Oh What a Tangled Web
What did Obama know and when did he know it?

President Barack Obama and General David Petraeus in 2012


Victor Davis Hanson

Why did we even have a consulate — or a CIA annex — in Benghazi in the first place?

Who really knows? Most nations and non-governmental organizations had long ago pulled their personnel out of their main stations in Tripoli, let alone Benghazi. But the truth again probably will be inconvenient to a president who ran in 2008 on a new transparency in foreign policy, an end to the Bush-Cheney anti-terrorism protocols, a suspicion of past CIA behaviors both abroad and at Guantanamo, and a blanket dislike of private “contractors,” veritable merchants of death who profit from the mayhem of war. Given the administration’s desire to help the opposition to Bashar Assad in Syria, given our newfound compatibility with Turkey, now an archenemy of a once “no problems” and “reformist” Syria, and given the vast and mostly unaccounted-for Qaddafi weapons arsenal, it might seem logical to have a program that would “secure” these dangerous weapons. And why not at the same time repackage them, through hired non-governmental contractors, as anonymous donations to the Syrian opposition — perhaps with the help of Turkish transit?

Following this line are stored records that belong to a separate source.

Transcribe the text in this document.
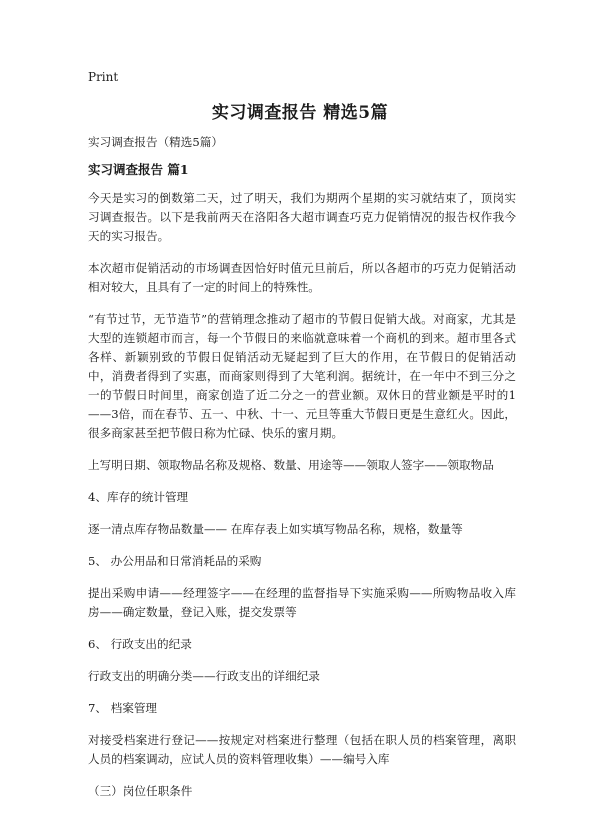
Print
实习调查报告 精选5篇

实习调查报告（精选5篇）

实习调查报告 篇1

今天是实习的倒数第二天，过了明天，我们为期两个星期的实习就结束了，顶岗实习调查报告。以下是我前两天在洛阳各大超市调查巧克力促销情况的报告权作我今天的实习报告。

本次超市促销活动的市场调查因恰好时值元旦前后，所以各超市的巧克力促销活动相对较大，且具有了一定的时间上的特殊性。

“有节过节，无节造节”的营销理念推动了超市的节假日促销大战。对商家，尤其是大型的连锁超市而言，每一个节假日的来临就意味着一个商机的到来。超市里各式各样、新颖别致的节假日促销活动无疑起到了巨大的作用，在节假日的促销活动中，消费者得到了实惠，而商家则得到了大笔利润。据统计，在一年中不到三分之一的节假日时间里，商家创造了近二分之一的营业额。双休日的营业额是平时的1——3倍，而在春节、五一、中秋、十一、元旦等重大节假日更是生意红火。因此，很多商家甚至把节假日称为忙碌、快乐的蜜月期。

上写明日期、领取物品名称及规格、数量、用途等——领取人签字——领取物品

4、库存的统计管理

逐一清点库存物品数量—— 在库存表上如实填写物品名称，规格，数量等

5、 办公用品和日常消耗品的采购

提出采购申请——经理签字——在经理的监督指导下实施采购——所购物品收入库房——确定数量，登记入账，提交发票等

6、 行政支出的纪录

行政支出的明确分类——行政支出的详细纪录

7、 档案管理

对接受档案进行登记——按规定对档案进行整理（包括在职人员的档案管理，离职人员的档案调动，应试人员的资料管理收集）——编号入库

（三）岗位任职条件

But such a policy, if disclosed, was fraught with danger in general and for the reformist Obama in particular. With a Nobel Peace Prize laureate as president, Americans now do not use consulates in obscure places as fronts for CIA arms-smuggling operations. We do not send weapons covertly to groups whose actual affiliations and ideologies we are not yet certain are legitimate or in U.S. interests. We do not employ Blackwater-like private mercenaries under cover to offer plausible deniability. We do not use our ambassadors to facilitate covert arms transfers and smuggling. And we certainly do not expose U.S. personnel to unacceptable risks abroad for the sake of non-transparent objectives of both dubious utility and questionable morality.

How is the Benghazi matter connected to David Petraeus and the question of female fraternization with top officers and officials?

In many ways. First, pre-election, the U.S media had decided that Libya was taboo. Those who dissented were immediately blasted as politicizing a national tragedy or, in Romney’s case, using national disaster as a cheap campaign ploy. The prurient sexual matter inadvertently directed media attention to the CIA director — who also happens to be the most renowned American soldier since Matthew Ridgway — and by extension to Benghazi. The administration’s narrative about the Petraeus resignation, like its Benghazi narrative, simply asks the American people to believe something that they cannot suppose to be true.

Most do accept the FBI Keystone Cops story that Jill Kelley’s worry over anonymous angry e-mails prompted her call to a friendly agent, who set in motion a full-scale FBI investigation, which, in turn, discovered secret e-mails between Petraeus and biographer Paula Broadwell, which, in a further turn, made it clear, inter alia, that the two were having a romantic affair.

Sometime in late summer, the FBI passed on to Justice Department officials its discovery of the Petraeus affair, suggesting, among other things, that Broadwell was in possession of, or at least knew about, classified information. We are supposed to believe that the Justice Department noted that information, but when it finally passed it on to Attorney General Holder in late summer, he chose not to tell the president of the findings. Indeed, Obama supposedly did not learn about Petraeus until the director of national intelligence, James Clapper, asked Petraeus to resign three days after the election, on a Friday afternoon, the usual time for press releases concerning inconvenient developments.

More important, Petraeus himself had supposedly gone on record shortly after the 9/11 attacks as saying that the violence grew out of a spontaneous demonstration gone awry, rather than being a preplanned terrorist hit using mortars and machine guns. If Petraeus did say that, it was somewhat surprising — given that his own CIA personnel on the ground in Libya had informed him otherwise. Petraeus’s purported initial analysis likewise was not supported by live-feed videos that showed gunmen, not demonstrators, attacking Americans, and it was also at odds with the monitoring of jihadist websites that were already boasting of a successful hit on Americans — but it was entirely consistent with what administration officials like Susan Rice, Hillary Clinton, Joe Biden, James Clapper, and Barack Obama were insisting upon.

So the natural question arises: Why would David Petraeus, the seasoned veteran who had fought insurgency and terrorism in Iraq and Afghanistan, offer a blurred analysis that differed from what his common sense, reports from his own subordinates, live video feeds, and jihadist braggadocio all seemed to confirm? More curious still, after his resignation, Petraeus testified to a congressional committee that he had in fact confirmed a terrorist attack all along, only to see his agency’s accurate preliminary analysis modified by others — in the sense of sanitized White House talking points that made no mention of a preplanned al-Qaeda attack. That is quite a tangled web, when the U.S. government can neither protect its personnel nor explain why it cannot.